Clay Matthews: Green Bay Packers is a special organization


Clay Matthews is introduced at a game at Lambeau Field. Matthews, who signed a five-year contract this week to stay with the Packers, says the Packers franchise is something special.

Raymond T. Rivard photograph

The Green Bay Packers is a different franchise, I think every Packers fan and most people who view the organization from the outside agree – and Clay Matthews reiterated what we already know today when he talked about his new contract and much more on SiriusXM NFL Radio.

First of all, the organization doesn’t have a single owner who pushes their personality on the team – in fact, the Packers have thousands of owners – the fans who own stock in the team. Though they have no say in how the organization is managed, the members of the Packers board of directors hear what the fans say, what they think.

Aaron Rodgers is poised to sign a new contract with the Green Bay Packers.

Raymond T. Rivard photograph

Second of all, professionalism has been the key word that describes the Packers on and off the field. When the Mike McCarthy/Ted Thompson/Mark Murphy took over the reins of the team about eight years ago, they picked up where the Mike Holmgren/Ron Wolf/Bob Harlan triumvirate left off and it’s been a relative smooth transition. The bottom line is that there is an unspoken code in Green Bay – one that was so well described by Mathews.

Here’s what he had to say about how players handle the issue of contracts:

"“We like to keep everything in-house, make sure we handle our business professionally. There is not a lot of buzz around these contract negotiations, as well as Aaron’s here in the near future. So I’m sure we will wake up one day and hopefully they will announce he is the highest-paid quarterback. In the meantime, you are not going to be hearing much grumbling from anyone.”"

His description hits home for all Packers fans – folks who have come to expect excellence not only from the leaders of the franchise, but also from the players who excel on the field and carry themselves with dignity off the the field.

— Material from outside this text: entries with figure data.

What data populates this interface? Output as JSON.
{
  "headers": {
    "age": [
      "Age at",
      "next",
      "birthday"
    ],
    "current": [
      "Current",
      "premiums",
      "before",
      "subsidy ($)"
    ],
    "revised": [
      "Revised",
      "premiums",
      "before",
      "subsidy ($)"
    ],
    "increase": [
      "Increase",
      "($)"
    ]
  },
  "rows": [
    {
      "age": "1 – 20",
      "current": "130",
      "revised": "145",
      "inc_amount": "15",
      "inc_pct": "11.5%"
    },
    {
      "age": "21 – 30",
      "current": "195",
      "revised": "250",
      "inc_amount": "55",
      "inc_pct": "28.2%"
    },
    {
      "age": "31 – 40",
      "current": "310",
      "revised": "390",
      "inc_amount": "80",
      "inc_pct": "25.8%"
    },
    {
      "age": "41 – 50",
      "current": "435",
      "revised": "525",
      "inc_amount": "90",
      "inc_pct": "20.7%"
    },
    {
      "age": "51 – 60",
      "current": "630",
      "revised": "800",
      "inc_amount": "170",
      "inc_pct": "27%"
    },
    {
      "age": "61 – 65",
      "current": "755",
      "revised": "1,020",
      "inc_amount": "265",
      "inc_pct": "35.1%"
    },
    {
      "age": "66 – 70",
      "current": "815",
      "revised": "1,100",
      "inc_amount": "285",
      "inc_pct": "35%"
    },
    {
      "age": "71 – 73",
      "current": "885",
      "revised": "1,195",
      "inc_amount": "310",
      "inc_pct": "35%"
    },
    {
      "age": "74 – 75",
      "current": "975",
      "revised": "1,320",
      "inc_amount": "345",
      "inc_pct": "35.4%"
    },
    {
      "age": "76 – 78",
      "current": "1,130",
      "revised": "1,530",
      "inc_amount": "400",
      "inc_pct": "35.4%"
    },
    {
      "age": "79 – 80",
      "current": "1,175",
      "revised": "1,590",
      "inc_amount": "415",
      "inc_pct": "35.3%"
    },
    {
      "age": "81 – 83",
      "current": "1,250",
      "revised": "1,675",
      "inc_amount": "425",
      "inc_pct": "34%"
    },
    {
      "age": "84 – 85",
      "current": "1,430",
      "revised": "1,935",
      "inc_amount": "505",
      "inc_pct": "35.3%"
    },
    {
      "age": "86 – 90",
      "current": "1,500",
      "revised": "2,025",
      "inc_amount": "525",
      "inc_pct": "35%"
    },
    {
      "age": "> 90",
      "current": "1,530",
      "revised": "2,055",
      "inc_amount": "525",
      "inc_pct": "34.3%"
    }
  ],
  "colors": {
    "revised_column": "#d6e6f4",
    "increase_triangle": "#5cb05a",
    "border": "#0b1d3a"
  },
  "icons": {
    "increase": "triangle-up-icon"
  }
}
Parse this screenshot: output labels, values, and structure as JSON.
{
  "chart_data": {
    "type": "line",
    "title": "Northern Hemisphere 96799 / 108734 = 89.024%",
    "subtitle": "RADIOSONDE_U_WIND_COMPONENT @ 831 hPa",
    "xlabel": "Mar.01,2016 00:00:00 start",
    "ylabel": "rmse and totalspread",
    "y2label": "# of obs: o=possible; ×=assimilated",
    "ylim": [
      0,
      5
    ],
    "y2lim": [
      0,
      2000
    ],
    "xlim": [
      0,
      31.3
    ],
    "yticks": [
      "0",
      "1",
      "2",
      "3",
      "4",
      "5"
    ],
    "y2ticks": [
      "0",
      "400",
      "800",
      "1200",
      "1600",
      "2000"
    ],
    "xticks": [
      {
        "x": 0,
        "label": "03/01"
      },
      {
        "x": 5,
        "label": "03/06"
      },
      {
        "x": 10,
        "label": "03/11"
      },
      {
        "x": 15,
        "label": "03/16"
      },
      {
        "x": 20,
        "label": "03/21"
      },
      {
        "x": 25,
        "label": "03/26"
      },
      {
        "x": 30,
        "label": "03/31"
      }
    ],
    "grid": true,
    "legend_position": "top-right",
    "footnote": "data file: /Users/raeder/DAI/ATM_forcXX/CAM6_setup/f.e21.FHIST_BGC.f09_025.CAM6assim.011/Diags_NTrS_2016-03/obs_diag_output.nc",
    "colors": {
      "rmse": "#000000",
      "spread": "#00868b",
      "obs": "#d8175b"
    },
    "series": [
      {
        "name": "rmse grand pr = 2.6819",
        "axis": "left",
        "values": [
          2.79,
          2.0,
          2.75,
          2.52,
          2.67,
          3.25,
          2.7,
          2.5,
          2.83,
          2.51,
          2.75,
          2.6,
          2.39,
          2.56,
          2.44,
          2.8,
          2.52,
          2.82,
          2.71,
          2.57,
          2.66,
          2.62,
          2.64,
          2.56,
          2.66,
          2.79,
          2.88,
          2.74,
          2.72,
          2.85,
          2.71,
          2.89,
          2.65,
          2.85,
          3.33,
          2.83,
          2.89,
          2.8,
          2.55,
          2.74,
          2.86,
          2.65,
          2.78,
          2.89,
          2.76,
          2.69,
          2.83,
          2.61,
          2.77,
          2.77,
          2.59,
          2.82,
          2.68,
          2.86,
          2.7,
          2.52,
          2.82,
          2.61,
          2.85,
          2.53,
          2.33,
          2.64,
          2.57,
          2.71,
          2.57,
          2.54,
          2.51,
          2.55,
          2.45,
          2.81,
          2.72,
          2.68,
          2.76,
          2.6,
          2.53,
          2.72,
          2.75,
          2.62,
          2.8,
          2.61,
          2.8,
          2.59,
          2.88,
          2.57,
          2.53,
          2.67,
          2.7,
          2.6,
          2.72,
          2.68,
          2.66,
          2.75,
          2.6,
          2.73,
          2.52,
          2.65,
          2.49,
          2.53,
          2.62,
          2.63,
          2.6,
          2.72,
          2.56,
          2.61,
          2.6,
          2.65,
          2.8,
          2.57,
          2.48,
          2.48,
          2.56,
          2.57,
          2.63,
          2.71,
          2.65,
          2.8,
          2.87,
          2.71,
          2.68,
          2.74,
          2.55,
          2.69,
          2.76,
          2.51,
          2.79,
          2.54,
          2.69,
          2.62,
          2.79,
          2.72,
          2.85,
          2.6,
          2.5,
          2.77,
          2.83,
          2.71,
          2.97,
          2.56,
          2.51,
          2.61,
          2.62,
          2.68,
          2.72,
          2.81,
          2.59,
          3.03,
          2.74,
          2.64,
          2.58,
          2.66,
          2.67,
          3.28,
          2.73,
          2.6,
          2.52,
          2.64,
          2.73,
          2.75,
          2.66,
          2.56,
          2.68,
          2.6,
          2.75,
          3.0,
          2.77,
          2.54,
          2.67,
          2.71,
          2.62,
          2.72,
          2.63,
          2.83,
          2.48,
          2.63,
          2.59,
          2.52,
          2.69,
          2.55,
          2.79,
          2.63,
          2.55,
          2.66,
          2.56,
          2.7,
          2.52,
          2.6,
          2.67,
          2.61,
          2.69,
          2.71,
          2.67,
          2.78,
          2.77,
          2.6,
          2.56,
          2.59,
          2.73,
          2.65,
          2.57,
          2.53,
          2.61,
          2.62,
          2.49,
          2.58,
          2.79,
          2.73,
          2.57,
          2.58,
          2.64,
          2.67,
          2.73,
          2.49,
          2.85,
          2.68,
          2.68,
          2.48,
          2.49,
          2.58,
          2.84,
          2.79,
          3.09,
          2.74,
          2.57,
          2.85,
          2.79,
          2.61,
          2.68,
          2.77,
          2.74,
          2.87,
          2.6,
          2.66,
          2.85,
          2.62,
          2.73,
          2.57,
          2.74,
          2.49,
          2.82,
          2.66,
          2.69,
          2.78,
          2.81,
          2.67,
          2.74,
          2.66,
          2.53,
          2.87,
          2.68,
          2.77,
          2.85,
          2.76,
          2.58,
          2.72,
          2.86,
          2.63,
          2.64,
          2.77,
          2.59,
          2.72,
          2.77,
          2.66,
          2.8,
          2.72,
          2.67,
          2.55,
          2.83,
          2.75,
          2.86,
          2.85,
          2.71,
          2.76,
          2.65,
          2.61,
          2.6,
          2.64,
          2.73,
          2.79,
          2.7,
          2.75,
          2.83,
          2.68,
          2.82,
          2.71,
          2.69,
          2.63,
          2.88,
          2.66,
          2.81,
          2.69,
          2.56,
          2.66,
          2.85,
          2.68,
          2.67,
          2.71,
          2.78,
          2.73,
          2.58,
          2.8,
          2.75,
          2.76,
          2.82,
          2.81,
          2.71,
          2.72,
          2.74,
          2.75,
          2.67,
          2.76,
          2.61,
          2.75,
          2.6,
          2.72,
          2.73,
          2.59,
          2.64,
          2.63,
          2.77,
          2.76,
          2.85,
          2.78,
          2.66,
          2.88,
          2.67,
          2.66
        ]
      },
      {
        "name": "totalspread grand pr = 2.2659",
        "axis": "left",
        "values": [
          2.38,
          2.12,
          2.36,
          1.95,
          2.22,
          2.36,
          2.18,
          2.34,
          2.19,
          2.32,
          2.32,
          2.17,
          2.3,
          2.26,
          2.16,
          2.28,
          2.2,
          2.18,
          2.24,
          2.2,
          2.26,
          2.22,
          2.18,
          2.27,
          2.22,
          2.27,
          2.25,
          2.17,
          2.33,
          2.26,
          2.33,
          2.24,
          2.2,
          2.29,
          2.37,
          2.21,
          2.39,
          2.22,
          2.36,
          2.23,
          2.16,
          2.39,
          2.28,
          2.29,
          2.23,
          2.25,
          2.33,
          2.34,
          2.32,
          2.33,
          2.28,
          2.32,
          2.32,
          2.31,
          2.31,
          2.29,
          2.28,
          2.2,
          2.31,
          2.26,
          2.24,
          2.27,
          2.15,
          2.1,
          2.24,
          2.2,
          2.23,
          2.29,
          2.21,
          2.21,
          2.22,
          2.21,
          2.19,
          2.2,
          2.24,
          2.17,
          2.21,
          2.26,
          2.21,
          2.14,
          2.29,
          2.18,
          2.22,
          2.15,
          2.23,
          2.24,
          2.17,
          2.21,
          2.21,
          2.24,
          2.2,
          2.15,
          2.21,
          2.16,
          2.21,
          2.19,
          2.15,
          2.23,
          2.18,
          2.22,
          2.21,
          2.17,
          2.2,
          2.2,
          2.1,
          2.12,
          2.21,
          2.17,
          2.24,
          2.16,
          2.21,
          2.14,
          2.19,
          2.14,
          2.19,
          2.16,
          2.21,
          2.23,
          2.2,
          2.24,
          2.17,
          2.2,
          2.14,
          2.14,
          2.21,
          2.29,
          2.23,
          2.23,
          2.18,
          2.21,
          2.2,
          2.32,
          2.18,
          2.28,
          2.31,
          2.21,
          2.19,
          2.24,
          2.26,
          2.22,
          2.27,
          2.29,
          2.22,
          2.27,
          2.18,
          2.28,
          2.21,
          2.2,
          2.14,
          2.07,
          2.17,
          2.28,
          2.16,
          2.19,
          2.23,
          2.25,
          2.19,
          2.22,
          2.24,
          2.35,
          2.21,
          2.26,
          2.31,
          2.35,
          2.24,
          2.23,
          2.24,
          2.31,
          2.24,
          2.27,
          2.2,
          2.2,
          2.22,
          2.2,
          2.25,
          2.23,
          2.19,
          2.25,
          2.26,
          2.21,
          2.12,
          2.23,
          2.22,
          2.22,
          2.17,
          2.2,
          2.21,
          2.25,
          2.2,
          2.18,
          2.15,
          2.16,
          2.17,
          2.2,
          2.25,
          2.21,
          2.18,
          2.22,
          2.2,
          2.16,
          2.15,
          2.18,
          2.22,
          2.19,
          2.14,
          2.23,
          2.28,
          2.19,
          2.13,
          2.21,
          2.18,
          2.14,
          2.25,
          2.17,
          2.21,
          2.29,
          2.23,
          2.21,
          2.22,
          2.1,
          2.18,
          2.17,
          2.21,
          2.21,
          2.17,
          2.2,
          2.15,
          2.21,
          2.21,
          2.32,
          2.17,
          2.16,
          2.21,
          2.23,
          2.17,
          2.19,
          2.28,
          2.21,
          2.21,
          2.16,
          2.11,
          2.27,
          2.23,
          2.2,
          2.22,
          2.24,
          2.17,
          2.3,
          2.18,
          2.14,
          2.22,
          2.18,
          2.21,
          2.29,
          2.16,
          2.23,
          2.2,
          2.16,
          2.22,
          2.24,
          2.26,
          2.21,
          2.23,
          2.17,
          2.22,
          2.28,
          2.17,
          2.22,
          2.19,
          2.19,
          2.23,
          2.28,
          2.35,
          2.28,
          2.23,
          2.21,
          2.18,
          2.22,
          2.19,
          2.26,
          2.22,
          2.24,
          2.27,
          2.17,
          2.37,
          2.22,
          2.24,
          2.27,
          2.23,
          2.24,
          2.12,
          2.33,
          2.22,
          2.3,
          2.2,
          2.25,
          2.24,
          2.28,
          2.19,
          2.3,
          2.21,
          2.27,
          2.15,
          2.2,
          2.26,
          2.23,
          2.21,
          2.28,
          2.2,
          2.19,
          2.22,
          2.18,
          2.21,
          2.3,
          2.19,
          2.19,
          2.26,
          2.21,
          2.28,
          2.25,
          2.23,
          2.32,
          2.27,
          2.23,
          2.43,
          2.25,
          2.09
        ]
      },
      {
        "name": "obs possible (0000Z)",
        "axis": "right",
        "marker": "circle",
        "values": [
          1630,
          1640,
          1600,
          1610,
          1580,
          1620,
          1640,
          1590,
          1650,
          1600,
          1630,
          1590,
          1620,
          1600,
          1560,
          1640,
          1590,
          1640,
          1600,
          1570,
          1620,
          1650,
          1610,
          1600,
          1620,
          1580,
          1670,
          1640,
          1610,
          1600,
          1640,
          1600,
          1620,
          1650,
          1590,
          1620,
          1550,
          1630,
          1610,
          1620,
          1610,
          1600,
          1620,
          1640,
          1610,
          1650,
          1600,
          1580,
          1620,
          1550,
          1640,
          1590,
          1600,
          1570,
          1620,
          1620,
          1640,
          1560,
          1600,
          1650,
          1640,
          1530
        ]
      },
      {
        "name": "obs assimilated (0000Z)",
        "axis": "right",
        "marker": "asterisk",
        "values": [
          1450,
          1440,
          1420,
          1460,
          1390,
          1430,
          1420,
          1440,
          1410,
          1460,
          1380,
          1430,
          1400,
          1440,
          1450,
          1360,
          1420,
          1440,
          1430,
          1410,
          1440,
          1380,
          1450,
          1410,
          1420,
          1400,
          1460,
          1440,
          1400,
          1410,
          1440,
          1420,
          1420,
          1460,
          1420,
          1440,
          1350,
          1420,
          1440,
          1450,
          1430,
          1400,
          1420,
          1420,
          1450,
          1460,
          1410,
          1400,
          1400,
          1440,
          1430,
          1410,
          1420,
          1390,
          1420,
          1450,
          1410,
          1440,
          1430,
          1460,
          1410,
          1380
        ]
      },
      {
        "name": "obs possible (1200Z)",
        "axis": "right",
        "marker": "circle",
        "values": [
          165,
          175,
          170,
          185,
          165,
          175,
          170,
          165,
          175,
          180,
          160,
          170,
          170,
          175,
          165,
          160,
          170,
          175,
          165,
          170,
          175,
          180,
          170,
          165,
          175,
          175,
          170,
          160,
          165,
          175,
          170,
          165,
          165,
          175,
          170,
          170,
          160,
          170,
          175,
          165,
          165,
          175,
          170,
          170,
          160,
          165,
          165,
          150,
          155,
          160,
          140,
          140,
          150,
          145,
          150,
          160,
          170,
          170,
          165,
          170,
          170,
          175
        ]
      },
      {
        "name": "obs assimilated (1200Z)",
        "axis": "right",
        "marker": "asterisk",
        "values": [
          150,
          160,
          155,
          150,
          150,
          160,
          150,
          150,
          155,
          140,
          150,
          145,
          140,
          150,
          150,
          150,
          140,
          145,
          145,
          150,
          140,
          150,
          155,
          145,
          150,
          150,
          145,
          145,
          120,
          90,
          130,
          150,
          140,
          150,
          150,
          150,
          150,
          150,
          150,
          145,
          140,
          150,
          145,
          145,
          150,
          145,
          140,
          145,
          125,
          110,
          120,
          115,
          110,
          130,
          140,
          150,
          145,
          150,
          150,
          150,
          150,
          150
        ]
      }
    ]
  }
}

Again, here’s Matthews, who has only been in Green Bay for four years, but clearly understands how things operate:

"“I think that is one of the most important things they look at. Obviously, you need to have athletic ability and be able to help this team, but for the most part, you look at the players up and down the board, it’s very rare that you are going to find a Packer get into trouble or saying something outlandish.”"

About as outlandish as they get in Green Bay these days is Jermichael Finley who occasionally opens his mouth and inserts his foot by saying stupid things, but he also comes around when he hears the backlash. The most recent example of that was Finley’s declaration that he would donate funds for every dropped pass and every one of his touchdown catches to be used toward helping those in Boston. By doing so, Finley has redeemed himself and placed himself in good stead, and is a shining example as to why the Packers organization expects more from its players than most.

Matthews is a happy man because of the $69 million contract he signed with the Packers this week, so maybe his words are somewhat influenced, but he wouldn’t have signed the contract in the first place had he not believed them before putting pen to paper.

What Matthews is describing is a winning formula where the team rewards its players when they perform on the field and take care of their personal lives in an upstanding way.

That’s what makes this franchise different and why players like Matthews and soon-to-be-the-highest-paid-quarterback-in-the-league Aaron Rodgers are glad to be a part of it and will be so for many years to come.